The U.S. Court of Appeals for the Federal Circuit dismissed for lack of Article III standing an appeal against Finnegan client Wisconsin Alumni Research Foundation (WARF) brought by consumer-advocacy organization Consumer Watchdog (CW). The appeal arose from an inter partes reexamination filed by CW against WARF’s U.S. Patent No. 7,029,913 (the ’913 patent) directed to human embryonic stem cell cultures. Following the reexamination, the Patent Trial and Appeal Board (PTAB) found the ’913 patent claims patentable over the asserted prior art, and CW appealed. On appeal, in a case of first impression, the Federal Circuit agreed with WARF and amici the United States and the U.S. Patent and Trademark Office that CW lacked standing to pursue its appeal. The Federal Circuit concluded that CW’s disagreement with the Board did not invade any legal right conferred by the inter partes reexamination statute and that CW had not identified any particularized, concrete interest in the patentability of the ’913 patent as, for example, a competitor, licensee, or stem-cell researcher. Because CW did not identify any injury in fact flowing from the Board’s decision, the Court dismissed its appeal for lack of standing.

Finnegan client POSCO won a petition for mandamus in the U.S. Court of Appeals for the Federal Circuit, successfully challenging a district court ruling modifying the protective order to permit use of highly confidential U.S. discovery materials in foreign litigations. The Federal Circuit concluded that, when deciding whether to modify the protective order in such a manner and circumstance, the district court should have considered the factors set out in the U.S. Supreme Court’s decision in Intel Corp. v. Advanced Micro Devices, Inc. The Federal Circuit granted POSCO’s mandamus petition, vacated the district court’s order permitting foreign cross-use of POSCO’s discovery materials, and remanded. Finnegan represented POSCO both in the mandamus petition and in the underlying district court litigation.

The U.S. Court of Appeals for the Federal Circuit reversed a district court’s grant of JMOL for noninfringement, thereby reinstating the jury verdict finding that Microsoft infringed Finnegan client Uniloc USA’s patent.  The Federal Circuit also affirmed the jury’s finding that Microsoft failed to prove Uniloc USA’s patent is invalid.  Although the Federal Circuit also vacated the damages award as being based on a methodology the Court found to be faulty, with there no longer being any question about Microsoft’s infringement, Uniloc gained another opportunity to obtain damages from Microsoft.
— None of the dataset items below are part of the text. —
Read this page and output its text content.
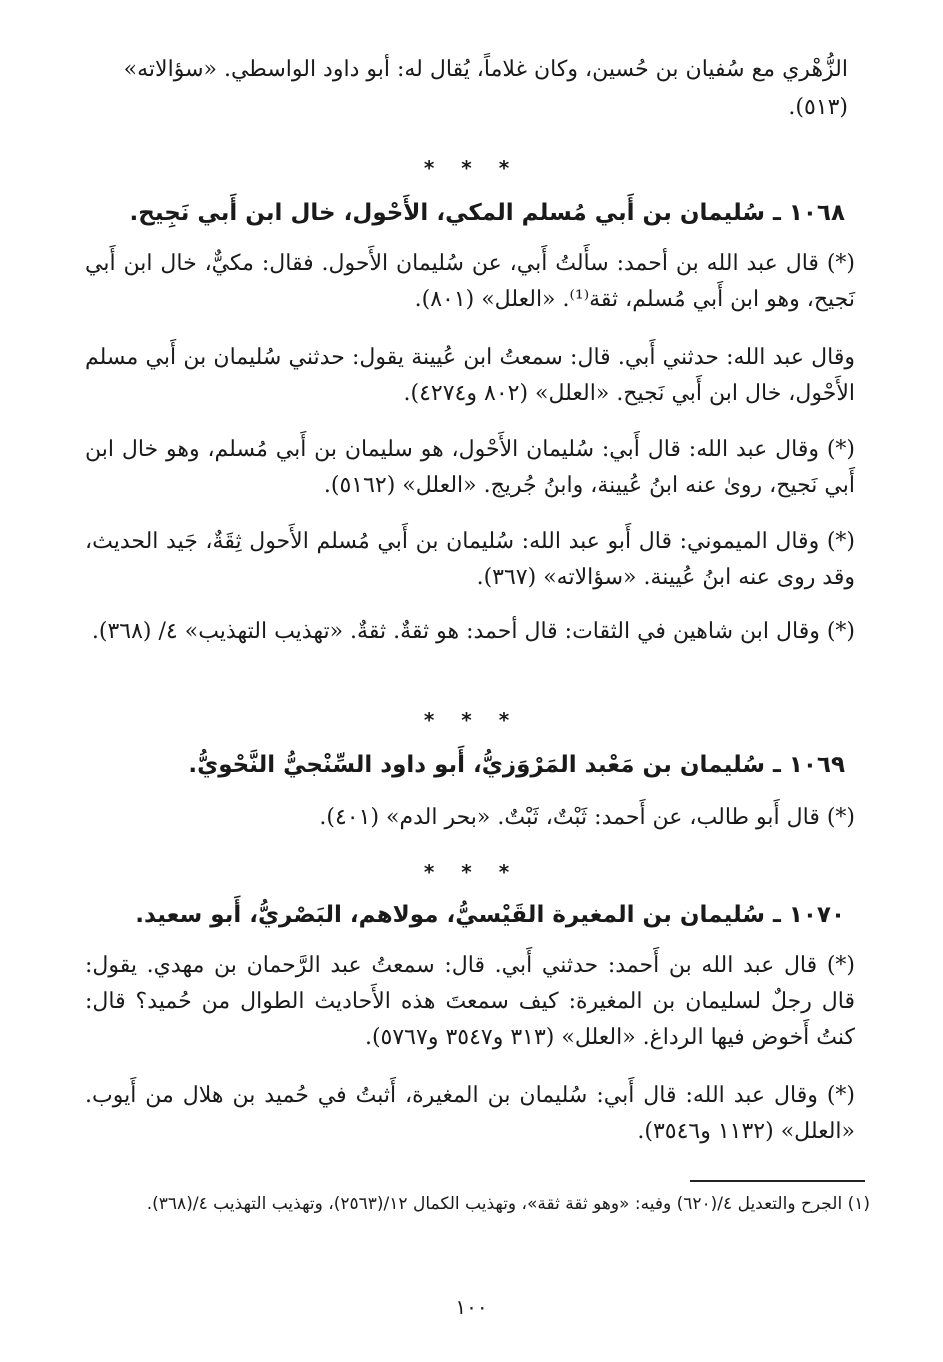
الزُّهْري مع سُفيان بن حُسين، وكان غلاماً، يُقال له: أبو داود الواسطي. «سؤالاته»
(٥١٣).
* * *
١٠٦٨ ـ سُليمان بن أَبي مُسلم المكي، الأَحْول، خال ابن أَبي نَجِيح.
(*) قال عبد الله بن أحمد: سأَلتُ أَبي، عن سُليمان الأَحول. فقال: مكيٌّ، خال ابن أَبي نَجيح، وهو ابن أَبي مُسلم، ثقة⁽¹⁾. «العلل» (٨٠١).
وقال عبد الله: حدثني أَبي. قال: سمعتُ ابن عُيينة يقول: حدثني سُليمان بن أَبي مسلم الأَحْول، خال ابن أَبي نَجيح. «العلل» (٨٠٢ و٤٢٧٤).
(*) وقال عبد الله: قال أَبي: سُليمان الأَحْول، هو سليمان بن أَبي مُسلم، وهو خال ابن أَبي نَجيح، روىٰ عنه ابنُ عُيينة، وابنُ جُريج. «العلل» (٥١٦٢).
(*) وقال الميموني: قال أَبو عبد الله: سُليمان بن أَبي مُسلم الأَحول ثِقَةٌ، جَيد الحديث، وقد روى عنه ابنُ عُيينة. «سؤالاته» (٣٦٧).
(*) وقال ابن شاهين في الثقات: قال أحمد: هو ثقةٌ. ثقةٌ. «تهذيب التهذيب» ٤/ (٣٦٨).
* * *
١٠٦٩ ـ سُليمان بن مَعْبد المَرْوَزيُّ، أَبو داود السِّنْجيُّ النَّحْويُّ.
(*) قال أَبو طالب، عن أَحمد: ثَبْتٌ، ثَبْتٌ. «بحر الدم» (٤٠١).
* * *
١٠٧٠ ـ سُليمان بن المغيرة القَيْسيُّ، مولاهم، البَصْريُّ، أَبو سعيد.
(*) قال عبد الله بن أَحمد: حدثني أَبي. قال: سمعتُ عبد الرَّحمان بن مهدي. يقول: قال رجلٌ لسليمان بن المغيرة: كيف سمعتَ هذه الأَحاديث الطوال من حُميد؟ قال: كنتُ أَخوض فيها الرداغ. «العلل» (٣١٣ و٣٥٤٧ و٥٧٦٧).
(*) وقال عبد الله: قال أَبي: سُليمان بن المغيرة، أَثبتُ في حُميد بن هلال من أَيوب. «العلل» (١١٣٢ و٣٥٤٦).
(١) الجرح والتعديل ٤/(٦٢٠) وفيه: «وهو ثقة ثقة»، وتهذيب الكمال ١٢/(٢٥٦٣)، وتهذيب التهذيب ٤/(٣٦٨).
١٠٠
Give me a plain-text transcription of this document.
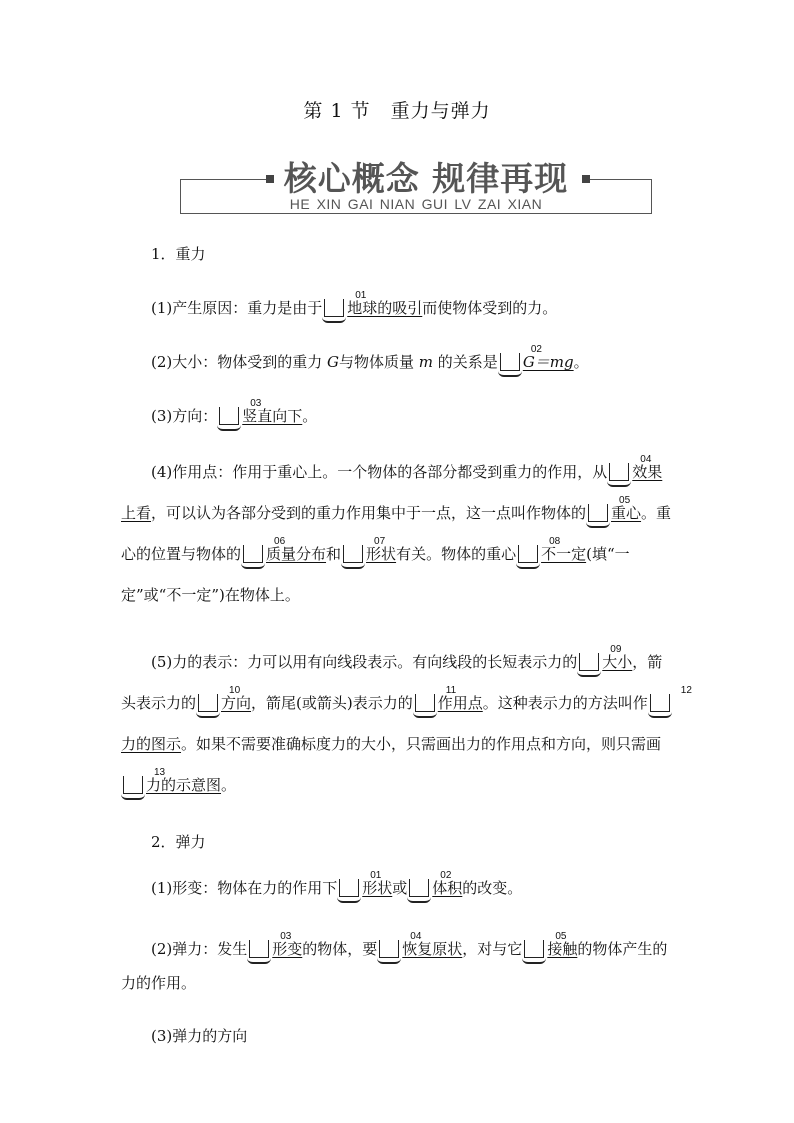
第 1 节　重力与弹力
核心概念 规律再现
HE XIN GAI NIAN GUI LV ZAI XIAN

1．重力

(1)产生原因：重力是由于
01
地球的吸引而使物体受到的力。

(2)大小：物体受到的重力 G与物体质量 m 的关系是
02
G＝mg。

(3)方向：
03
竖直向下。

(4)作用点：作用于重心上。一个物体的各部分都受到重力的作用，从
04
效果上看，可以认为各部分受到的重力作用集中于一点，这一点叫作物体的
05
重心。重心的位置与物体的
06
质量分布和
07
形状有关。物体的重心
08
不一定(填“一定”或“不一定”)在物体上。

(5)力的表示：力可以用有向线段表示。有向线段的长短表示力的
09
大小，箭头表示力的
10
方向，箭尾(或箭头)表示力的
11
作用点。这种表示力的方法叫作
12
力的图示。如果不需要准确标度力的大小，只需画出力的作用点和方向，则只需画
13
力的示意图。

2．弹力

(1)形变：物体在力的作用下
01
形状或
02
体积的改变。

(2)弹力：发生
03
形变的物体，要
04
恢复原状，对与它
05
接触的物体产生的力的作用。

(3)弹力的方向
The U.S. Court of Appeals for the Federal Circuit reversed a district court’s ruling of invalidity for lack of enablement/utility of Finnegan client, Eli Lilly and Company’s method of use patent on Strattera® and upheld the court’s rulings of validity on other grounds and the judgment of infringement in a case involving numerous generic drug manufacturers. The Federal Circuit’s ruling in Lilly’s favor provides protection for Lilly’s Strattera® franchise through May 2017.

The U.S. Court of Appeals for the Federal Circuit reversed the International Trade Commission’s claim construction of U.S. Patent No. 5,470,257 (entitled “Radial Compression Type Coaxial Cable End Connector”) and its related finding that the Complainant had not established the technical prong of the domestic industry requirement of Section 337.  In its opinion, the Federal Circuit held that the Complainant, our client John Mezzalingua Associates, Inc. (d/b/a PPC, Inc.), had established a Section 337 violation (importation, infringement, validity, and domestic industry) and remanded to the ITC for further findings on remedy and bonding.
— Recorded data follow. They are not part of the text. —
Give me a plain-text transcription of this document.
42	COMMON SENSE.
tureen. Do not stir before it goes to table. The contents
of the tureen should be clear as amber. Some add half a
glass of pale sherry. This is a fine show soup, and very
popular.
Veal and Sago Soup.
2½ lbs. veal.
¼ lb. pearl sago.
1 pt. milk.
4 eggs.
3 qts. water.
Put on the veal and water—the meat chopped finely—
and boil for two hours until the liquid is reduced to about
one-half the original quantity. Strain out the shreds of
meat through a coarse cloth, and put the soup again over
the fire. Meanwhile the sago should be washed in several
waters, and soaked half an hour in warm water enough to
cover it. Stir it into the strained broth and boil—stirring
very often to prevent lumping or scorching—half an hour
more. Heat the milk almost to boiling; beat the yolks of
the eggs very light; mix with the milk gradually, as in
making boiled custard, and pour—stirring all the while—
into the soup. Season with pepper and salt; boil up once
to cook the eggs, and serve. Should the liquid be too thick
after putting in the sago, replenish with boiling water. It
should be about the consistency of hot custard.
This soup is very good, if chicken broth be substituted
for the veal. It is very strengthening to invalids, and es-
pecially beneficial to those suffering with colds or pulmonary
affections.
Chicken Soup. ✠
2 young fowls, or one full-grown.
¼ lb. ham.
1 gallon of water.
The U.S. Court of Appeals for the Federal Circuit upheld a judgment that Home Depot U.S.A., Inc., literally and willfully infringed Finnegan client Mr. Michael S. Powell’s patent covering radial arm saw guards. Specifically, the Federal Circuit affirmed the Southern District of Florida court’s claim construction and the court’s denial of Home Depot’s motion for judgment as a matter of law on the issues of infringement, willfulness, and damages. In addition, the Federal Circuit affirmed the district court’s holding that the patent was not unenforceable for inequitable conduct, as well as the court’s award of enhanced damages and attorney fees.